Prograf Aids in Myopathy-Related Lung Disease


Study ‘provides some reassurance’ on use of tacrolimus.

The addition of tacrolimus (Prograf) to conventional immunosuppressive therapy improved survival among patients with the inflammatory myopathies complicated by interstitial lung disease, a small, retrospective study found.

During a median follow-up of 25.7 months, event-free survival was significantly longer among patients who received tacrolimus, with a weighted hazard ratio of 0.32 (95% CI 0.14-0.75, P=0.008), according to Shinsuke Yasuda, MD, and colleagues from Hokkaido University in Sapporo, Japan.

In addition, disease-free survival was also longer among tacrolimus-treated patients, with a weighted HR of 0.25 (95% CI 0.10-0.66, P=0.005), the researchers reported in the January issue ofRheumatology.

Interstitial lung disease develops in up to half of patients with polymyositis or dermatomyositis (PM/DM), and is a frequent cause of morbidity and mortality.

High-dose steroids are the first-line treatment for this pulmonary complication in PM/DM, but many patients require additional immunosuppression. In one previous study, 50% of patients were refractory to prednisone alone and the mortality rate of these patients was 50%.

The optimal second-line approach has not been determined, however. Conventional choices have been cyclosporin A and cyclophosphamide.

Tacrolimus has effects similar to those of cyclosporin in its suppression of interleukin-2 production by T cells, but the inhibition is approximately 100-fold higher, and it has been shown to be more effective as a post-transplantation treatment.

“Activated pulmonary T cells play an important role in the development of corticosteroid-resistant PM/DM-related interstitial lung disease. Thus, these activated pulmonary T cells in patients with PM/DM-related interstitial lung disease would be ideal treatment targets,” the authors explained.

“Therefore, we hypothesized that tacrolimus is more effective than cyclosporin for the treatment of severe autoimmune conditions, including PM/DM-related interstitial lung disease,” Yasuda and colleagues wrote.

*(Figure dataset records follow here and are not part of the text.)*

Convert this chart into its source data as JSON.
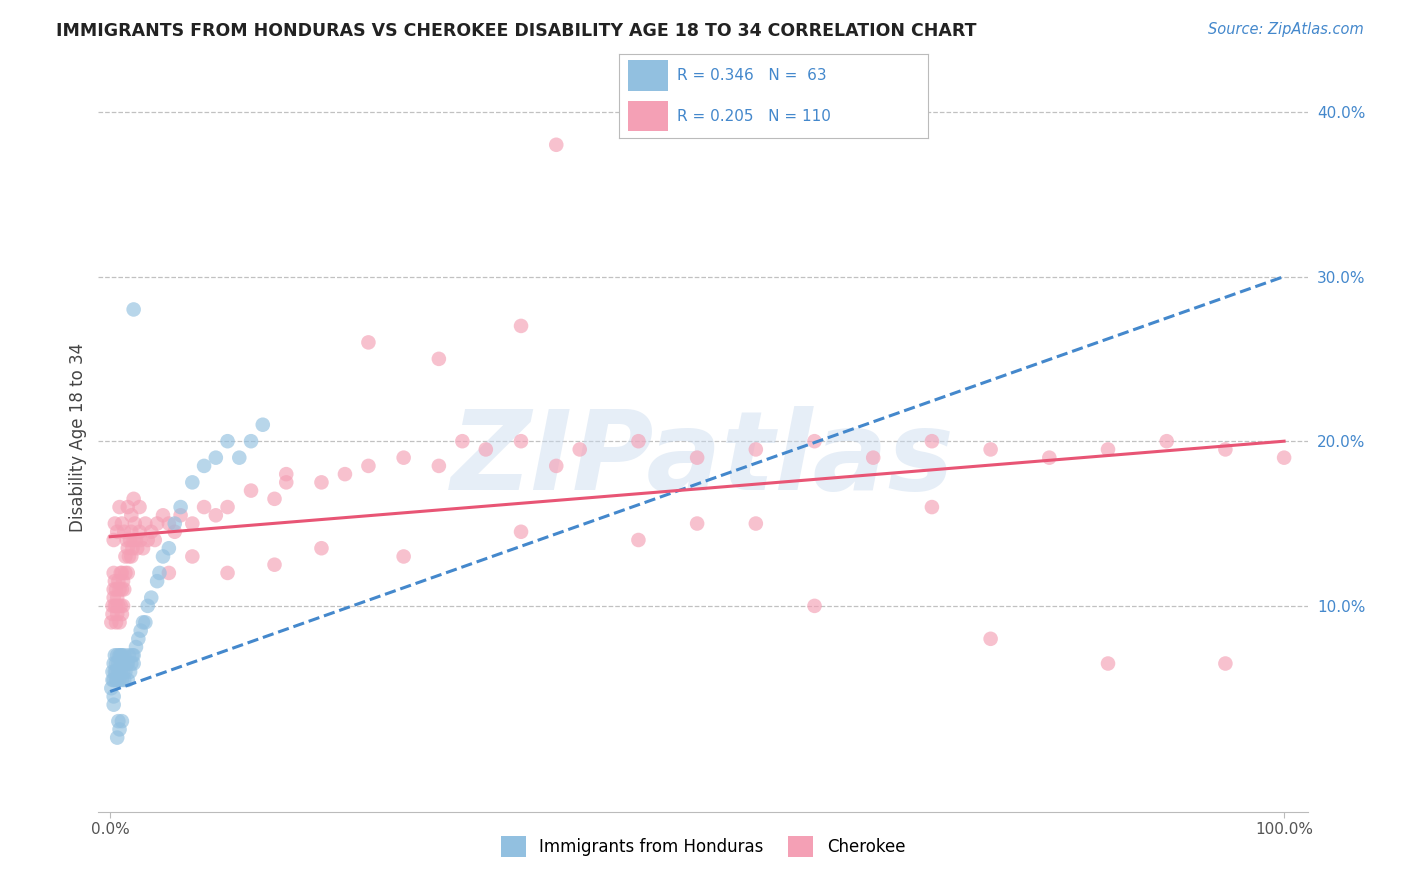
{
  "title": "IMMIGRANTS FROM HONDURAS VS CHEROKEE DISABILITY AGE 18 TO 34 CORRELATION CHART",
  "source": "Source: ZipAtlas.com",
  "ylabel": "Disability Age 18 to 34",
  "xlim": [
    -0.01,
    1.02
  ],
  "ylim": [
    -0.025,
    0.43
  ],
  "color_blue": "#92C0E0",
  "color_pink": "#F4A0B5",
  "line_blue": "#4488CC",
  "line_pink": "#E85575",
  "background": "#FFFFFF",
  "grid_color": "#BBBBBB",
  "title_color": "#222222",
  "watermark_color": "#C8DAEE",
  "right_axis_color": "#4488CC",
  "source_color": "#4488CC",
  "blue_x": [
    0.001,
    0.002,
    0.002,
    0.003,
    0.003,
    0.004,
    0.004,
    0.005,
    0.005,
    0.005,
    0.006,
    0.006,
    0.007,
    0.007,
    0.008,
    0.008,
    0.009,
    0.009,
    0.009,
    0.01,
    0.01,
    0.01,
    0.011,
    0.011,
    0.012,
    0.012,
    0.013,
    0.014,
    0.015,
    0.015,
    0.016,
    0.017,
    0.018,
    0.019,
    0.02,
    0.02,
    0.022,
    0.024,
    0.026,
    0.028,
    0.03,
    0.032,
    0.035,
    0.04,
    0.042,
    0.045,
    0.05,
    0.055,
    0.06,
    0.07,
    0.08,
    0.09,
    0.1,
    0.11,
    0.12,
    0.13,
    0.01,
    0.008,
    0.006,
    0.007,
    0.003,
    0.003,
    0.02
  ],
  "blue_y": [
    0.05,
    0.055,
    0.06,
    0.055,
    0.065,
    0.06,
    0.07,
    0.055,
    0.06,
    0.065,
    0.055,
    0.07,
    0.06,
    0.065,
    0.055,
    0.07,
    0.06,
    0.065,
    0.07,
    0.055,
    0.065,
    0.07,
    0.06,
    0.065,
    0.055,
    0.07,
    0.06,
    0.065,
    0.055,
    0.065,
    0.07,
    0.06,
    0.065,
    0.07,
    0.07,
    0.065,
    0.075,
    0.08,
    0.085,
    0.09,
    0.09,
    0.1,
    0.105,
    0.115,
    0.12,
    0.13,
    0.135,
    0.15,
    0.16,
    0.175,
    0.185,
    0.19,
    0.2,
    0.19,
    0.2,
    0.21,
    0.03,
    0.025,
    0.02,
    0.03,
    0.04,
    0.045,
    0.28
  ],
  "pink_x": [
    0.001,
    0.002,
    0.002,
    0.003,
    0.003,
    0.003,
    0.004,
    0.004,
    0.005,
    0.005,
    0.005,
    0.006,
    0.006,
    0.007,
    0.007,
    0.008,
    0.008,
    0.009,
    0.009,
    0.01,
    0.01,
    0.01,
    0.011,
    0.011,
    0.012,
    0.013,
    0.013,
    0.014,
    0.015,
    0.015,
    0.016,
    0.017,
    0.018,
    0.018,
    0.019,
    0.02,
    0.021,
    0.022,
    0.023,
    0.025,
    0.026,
    0.028,
    0.03,
    0.032,
    0.035,
    0.038,
    0.04,
    0.045,
    0.05,
    0.055,
    0.06,
    0.07,
    0.08,
    0.09,
    0.1,
    0.12,
    0.14,
    0.15,
    0.18,
    0.2,
    0.22,
    0.25,
    0.28,
    0.3,
    0.32,
    0.35,
    0.38,
    0.4,
    0.45,
    0.5,
    0.55,
    0.6,
    0.65,
    0.7,
    0.75,
    0.8,
    0.85,
    0.9,
    0.95,
    1.0,
    0.003,
    0.004,
    0.006,
    0.008,
    0.01,
    0.012,
    0.015,
    0.018,
    0.02,
    0.025,
    0.05,
    0.07,
    0.1,
    0.14,
    0.18,
    0.25,
    0.35,
    0.45,
    0.55,
    0.7,
    0.28,
    0.35,
    0.22,
    0.15,
    0.38,
    0.5,
    0.6,
    0.75,
    0.85,
    0.95
  ],
  "pink_y": [
    0.09,
    0.1,
    0.095,
    0.105,
    0.11,
    0.12,
    0.1,
    0.115,
    0.09,
    0.1,
    0.11,
    0.095,
    0.105,
    0.1,
    0.115,
    0.09,
    0.11,
    0.1,
    0.12,
    0.095,
    0.11,
    0.12,
    0.1,
    0.115,
    0.11,
    0.12,
    0.13,
    0.14,
    0.12,
    0.135,
    0.13,
    0.14,
    0.13,
    0.145,
    0.135,
    0.14,
    0.15,
    0.14,
    0.135,
    0.145,
    0.14,
    0.135,
    0.15,
    0.14,
    0.145,
    0.14,
    0.15,
    0.155,
    0.15,
    0.145,
    0.155,
    0.15,
    0.16,
    0.155,
    0.16,
    0.17,
    0.165,
    0.175,
    0.175,
    0.18,
    0.185,
    0.19,
    0.185,
    0.2,
    0.195,
    0.2,
    0.185,
    0.195,
    0.2,
    0.19,
    0.195,
    0.2,
    0.19,
    0.2,
    0.195,
    0.19,
    0.195,
    0.2,
    0.195,
    0.19,
    0.14,
    0.15,
    0.145,
    0.16,
    0.15,
    0.145,
    0.16,
    0.155,
    0.165,
    0.16,
    0.12,
    0.13,
    0.12,
    0.125,
    0.135,
    0.13,
    0.145,
    0.14,
    0.15,
    0.16,
    0.25,
    0.27,
    0.26,
    0.18,
    0.38,
    0.15,
    0.1,
    0.08,
    0.065,
    0.065
  ],
  "watermark_text": "ZIPatlas"
}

Accordingly, they conducted a retrospective study of 49 patients seen in their center between 2000 and 2013, adjusting the data with inverse probability of treatment weighting statistical methods to limit the influence of bias.

All patients received 0.8 to 1 mg/kg/day of oral prednisone. If additional immune suppression was needed, they were given intravenous methylprednisolone pulse therapy, cyclosporin in dosages of 2 to 3 mg/kg/day, intravenous cyclophosphamide, 500 mg/m2/month, or tacrolimus beginning in oral dosages of 1 to 3 mg/day.

Relapse was defined as worsening of symptoms, radiologic progression of the interstitial lung disease, and the need for increased treatment.

A total of 32 of the patients had dermatomyositis and 17 had polymyositis. Two-thirds were men, and mean age at onset was 52.

Tacrolimus was given as part of the regimen for 25 patients. Among the tacrolimus group, 18 also received steroid pulses, and nine were given cyclophosphamide. None of the tacrolimus patients received cyclosporin.

Among the conventional therapy group, 10 had steroid pulses, seven received cyclosporin, and two were given cyclophosphamide.

Relapses were seen in five patients in both the conventional therapy and tacrolimus groups. One patient receiving tacrolimus died from respiratory disease, as did five in the conventional group. Other serious adverse events were reported in one patient in the tacrolimus group (liver cirrhosis) and in two of the conventional therapy group (malignancies).

Other events included a case of cytomegalovirus and two cases of herpes zoster in the tacrolimus group, and kidney dysfunction in two patients in the conventional therapy group.

In both groups, there were improvements in muscle strength and spirometry tests by 1 year, but no between-group differences were seen.

“To the best of our knowledge, this retrospective study is the first report statistically demonstrating that the addition of tacrolimus significantly improves the event-free and disease-free survival of patients with PM/DM-related interstitial lung disease,” the researchers noted.

Limitations of the study included its retrospective design and the use of varying combinations in treatment. It also was not randomized, but the authors pointed out that because the condition is life-threatening, randomized trials are difficult.

“Therefore, it is meaningful that we have shown the efficacy of tacrolimus as an additional treatment of PM/DM-related interstitial lung disease using systematic statistical methods,” they wrote.

In an accompanying editorial, Patrick Gordon, PhD, and Bibek Gooptu, MD, of King’s College in London, agreed that the the study design had limitations and called for further research.

“Given the paucity of data in this area, [the study] represents an important addition to the current literature. It provides some reassurance for the use of tacrolimus in moderate to severe idiopathic inflammatory myopathy-associated interstitial lung disease and sets the scene for future prospective studies,” Gordon and Gooptu observed.